Not every “go kill yourself” post on 4chan ends in a death, and not every mean-spirited troll is a criminal in the legal sense of the word, but a lot of online harassment goes unacknowledged and unpunished until someone ends up physically hurt or worse.
It’s a grossly unjust state of affairs, but it’s not for lack of legislation. Currently, only sixteen U.S. states have not passed anti-cyberbullying laws (only three states have no laws on the books regarding cyber-bullying in schools), and just twelve states have omitted the issue of online harassment from legislation.
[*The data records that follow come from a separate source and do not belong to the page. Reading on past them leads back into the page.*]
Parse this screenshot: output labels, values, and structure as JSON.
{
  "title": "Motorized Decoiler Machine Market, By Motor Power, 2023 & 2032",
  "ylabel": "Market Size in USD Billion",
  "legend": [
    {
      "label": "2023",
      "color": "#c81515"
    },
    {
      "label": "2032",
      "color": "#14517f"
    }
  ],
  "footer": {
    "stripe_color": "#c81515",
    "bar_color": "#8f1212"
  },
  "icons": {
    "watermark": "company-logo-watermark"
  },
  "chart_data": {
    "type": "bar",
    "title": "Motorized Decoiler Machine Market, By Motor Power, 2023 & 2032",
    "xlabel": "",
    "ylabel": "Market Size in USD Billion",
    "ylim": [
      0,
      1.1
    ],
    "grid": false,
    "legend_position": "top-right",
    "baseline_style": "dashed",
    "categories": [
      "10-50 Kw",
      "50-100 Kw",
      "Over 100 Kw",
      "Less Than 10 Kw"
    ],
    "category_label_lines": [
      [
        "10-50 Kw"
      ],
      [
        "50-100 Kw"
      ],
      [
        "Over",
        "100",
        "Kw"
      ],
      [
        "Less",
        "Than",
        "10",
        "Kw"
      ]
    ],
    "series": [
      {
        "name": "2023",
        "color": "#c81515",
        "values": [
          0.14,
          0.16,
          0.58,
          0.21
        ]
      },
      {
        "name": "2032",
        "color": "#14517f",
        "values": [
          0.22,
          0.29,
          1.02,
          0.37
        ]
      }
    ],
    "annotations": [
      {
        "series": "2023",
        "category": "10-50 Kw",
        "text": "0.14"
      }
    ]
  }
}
But generally speaking, only the most extreme cases of online bullying and harassment are ever prosecuted, and they end up falling under existing laws covering stalking, defamation, etc.
Currently, Arizona’s definition of harassment (punishable-by-law-type harassment that counts as a Class 1 misdemeanor) includes anyone who “anonymously or otherwise contacts, communicates, or causes a communication with another person by verbal, electronic, mechanical, telegraphic, telephonic or written means in a manner that harasses.”
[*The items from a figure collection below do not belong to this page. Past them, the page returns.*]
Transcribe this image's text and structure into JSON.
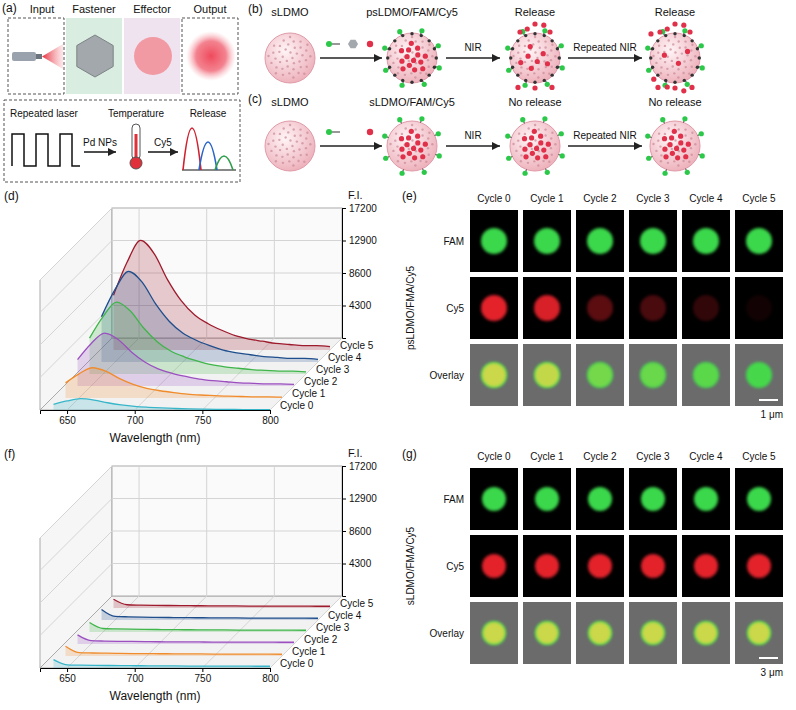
{
  "panel_a": {
    "panel_label": "(a)",
    "columns": [
      "Input",
      "Fastener",
      "Effector",
      "Output"
    ],
    "process": {
      "input": "Repeated laser",
      "arrow_1": "Pd NPs",
      "middle": "Temperature",
      "arrow_2": "Cy5",
      "output": "Release"
    }
  },
  "panel_b": {
    "panel_label": "(b)",
    "stages": [
      "sLDMO",
      "psLDMO/FAM/Cy5",
      "Release",
      "Release"
    ],
    "arrow_labels": [
      "NIR",
      "Repeated NIR"
    ]
  },
  "panel_c": {
    "panel_label": "(c)",
    "stages": [
      "sLDMO",
      "sLDMO/FAM/Cy5",
      "No release",
      "No release"
    ],
    "arrow_labels": [
      "NIR",
      "Repeated NIR"
    ]
  },
  "chart_data": [
    {
      "type": "area",
      "panel_label": "(d)",
      "x_label": "Wavelength (nm)",
      "y_label": "F.I.",
      "x": [
        640,
        650,
        660,
        670,
        680,
        690,
        700,
        710,
        720,
        730,
        740,
        750,
        760,
        770,
        780,
        790,
        800
      ],
      "xlim": [
        630,
        800
      ],
      "xticks": [
        650,
        700,
        750,
        800
      ],
      "ylim": [
        0,
        17200
      ],
      "yticks": [
        4300,
        8600,
        12900,
        17200
      ],
      "grid": true,
      "series": [
        {
          "name": "Cycle 0",
          "color": "#38b6c9",
          "values": [
            750,
            1200,
            1500,
            1320,
            960,
            680,
            480,
            360,
            270,
            200,
            150,
            120,
            90,
            80,
            60,
            60,
            50
          ]
        },
        {
          "name": "Cycle 1",
          "color": "#f08c2c",
          "values": [
            2000,
            3200,
            4000,
            3520,
            2560,
            1800,
            1280,
            960,
            720,
            520,
            400,
            320,
            240,
            200,
            160,
            160,
            120
          ]
        },
        {
          "name": "Cycle 2",
          "color": "#9b4fc0",
          "values": [
            3500,
            5600,
            7000,
            6160,
            4480,
            3150,
            2240,
            1680,
            1260,
            910,
            700,
            560,
            420,
            350,
            280,
            280,
            210
          ]
        },
        {
          "name": "Cycle 3",
          "color": "#3fb54a",
          "values": [
            4750,
            7600,
            9500,
            8360,
            6080,
            4280,
            3040,
            2280,
            1710,
            1240,
            950,
            760,
            570,
            480,
            380,
            380,
            290
          ]
        },
        {
          "name": "Cycle 4",
          "color": "#1f4e8c",
          "values": [
            6000,
            9600,
            12000,
            10560,
            7680,
            5400,
            3840,
            2880,
            2160,
            1560,
            1200,
            960,
            720,
            600,
            480,
            480,
            360
          ]
        },
        {
          "name": "Cycle 5",
          "color": "#9e1b2d",
          "values": [
            7250,
            11600,
            14500,
            12760,
            9280,
            6530,
            4640,
            3480,
            2610,
            1890,
            1450,
            1160,
            870,
            730,
            580,
            580,
            440
          ]
        }
      ]
    },
    {
      "type": "area",
      "panel_label": "(f)",
      "x_label": "Wavelength (nm)",
      "y_label": "F.I.",
      "x": [
        640,
        650,
        660,
        670,
        680,
        690,
        700,
        710,
        720,
        730,
        740,
        750,
        760,
        770,
        780,
        790,
        800
      ],
      "xlim": [
        630,
        800
      ],
      "xticks": [
        650,
        700,
        750,
        800
      ],
      "ylim": [
        0,
        17200
      ],
      "yticks": [
        4300,
        8600,
        12900,
        17200
      ],
      "grid": true,
      "series": [
        {
          "name": "Cycle 0",
          "color": "#38b6c9",
          "values": [
            1100,
            420,
            380,
            350,
            330,
            310,
            300,
            290,
            280,
            270,
            260,
            250,
            250,
            240,
            240,
            230,
            230
          ]
        },
        {
          "name": "Cycle 1",
          "color": "#f08c2c",
          "values": [
            1300,
            450,
            400,
            370,
            340,
            320,
            310,
            300,
            290,
            280,
            270,
            260,
            250,
            250,
            240,
            240,
            230
          ]
        },
        {
          "name": "Cycle 2",
          "color": "#9b4fc0",
          "values": [
            1200,
            440,
            390,
            360,
            340,
            320,
            300,
            290,
            280,
            270,
            260,
            260,
            250,
            240,
            240,
            230,
            230
          ]
        },
        {
          "name": "Cycle 3",
          "color": "#3fb54a",
          "values": [
            1250,
            460,
            410,
            370,
            350,
            330,
            310,
            300,
            290,
            280,
            270,
            260,
            250,
            250,
            240,
            240,
            230
          ]
        },
        {
          "name": "Cycle 4",
          "color": "#1f4e8c",
          "values": [
            1400,
            480,
            420,
            380,
            350,
            330,
            310,
            300,
            290,
            280,
            270,
            260,
            260,
            250,
            240,
            240,
            230
          ]
        },
        {
          "name": "Cycle 5",
          "color": "#9e1b2d",
          "values": [
            1150,
            430,
            380,
            350,
            330,
            310,
            300,
            290,
            280,
            270,
            260,
            250,
            250,
            240,
            240,
            230,
            230
          ]
        }
      ]
    }
  ],
  "panel_e": {
    "panel_label": "(e)",
    "columns": [
      "Cycle 0",
      "Cycle 1",
      "Cycle 2",
      "Cycle 3",
      "Cycle 4",
      "Cycle 5"
    ],
    "rows": [
      "FAM",
      "Cy5",
      "Overlay"
    ],
    "sample": "psLDMO/FMA/Cy5",
    "scale_bar": "1 μm"
  },
  "panel_g": {
    "panel_label": "(g)",
    "columns": [
      "Cycle 0",
      "Cycle 1",
      "Cycle 2",
      "Cycle 3",
      "Cycle 4",
      "Cycle 5"
    ],
    "rows": [
      "FAM",
      "Cy5",
      "Overlay"
    ],
    "sample": "sLDMO/FMA/Cy5",
    "scale_bar": "3 μm"
  }
}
Also, the entire bill being proposed in Arizona isn’t even new legislation; it’s just a simple edit to law already on the books that changes the words “a telephone” to “any electronic or digital device.”
So if Arizona (and just about every other state) already counts cyberbullying and cyberharassment as a misdemeanor (or a felony, depending on the target), why is everyone making such a big deal about this new bill? What’s it got that older laws ain’t got?
Arizona wants to make it just as illegal to harass and intimidate people online as it already is over the phone or in person. The state wants to make it illegal to use laptops and GPS and any other devices we dream up in the future to hurt people. Actually harmful trolling is, according to any reading of Arizona and other states’ law, already illegal; legislators are just making sure the t’s are crossed and the i’s dotted so the laws currently on the books don’t become obsolete or misunderstood.
There’s something about our culture that doesn’t want online speech to be in the same class as other kinds of speech. Trolls want to have carte blanche to say things online that they’d be too cowardly to say over the phone or in person. Current laws with current language can, to an extent, add to the illusion that this behavior is permissible.
But it’s not. That’s why I’m glad Arizona, for all its other legislative foibles in recent years, is making that clear.
*Let’s have a little media law lesson about free speech, while we’re at it. You’re pretty much allowed to post whatever you like on your own website(s), for the most part and especially if you host it yourself on your own server. But if you’re posting something on someone else’s site, the laws of free speech no longer apply. The person who maintains the website controls the speech on that site, and you’re (literally) in his or her domain. So you can’t complain about your lack of “free speech rights” on Celine Dion’s Facebook wall or a blog’s comments section. Likewise, you don’t technically have “free speech rights” on social networks or blogging platforms that you, yourself, don’t own and host. If you want to exercise your true rights to free speech, you need to do so in a non-commercial forum that you control pretty much down to the bare metal. Believe it or not, repression of speech is totally constitutional, as long as it’s not Congress that’s doing the repression.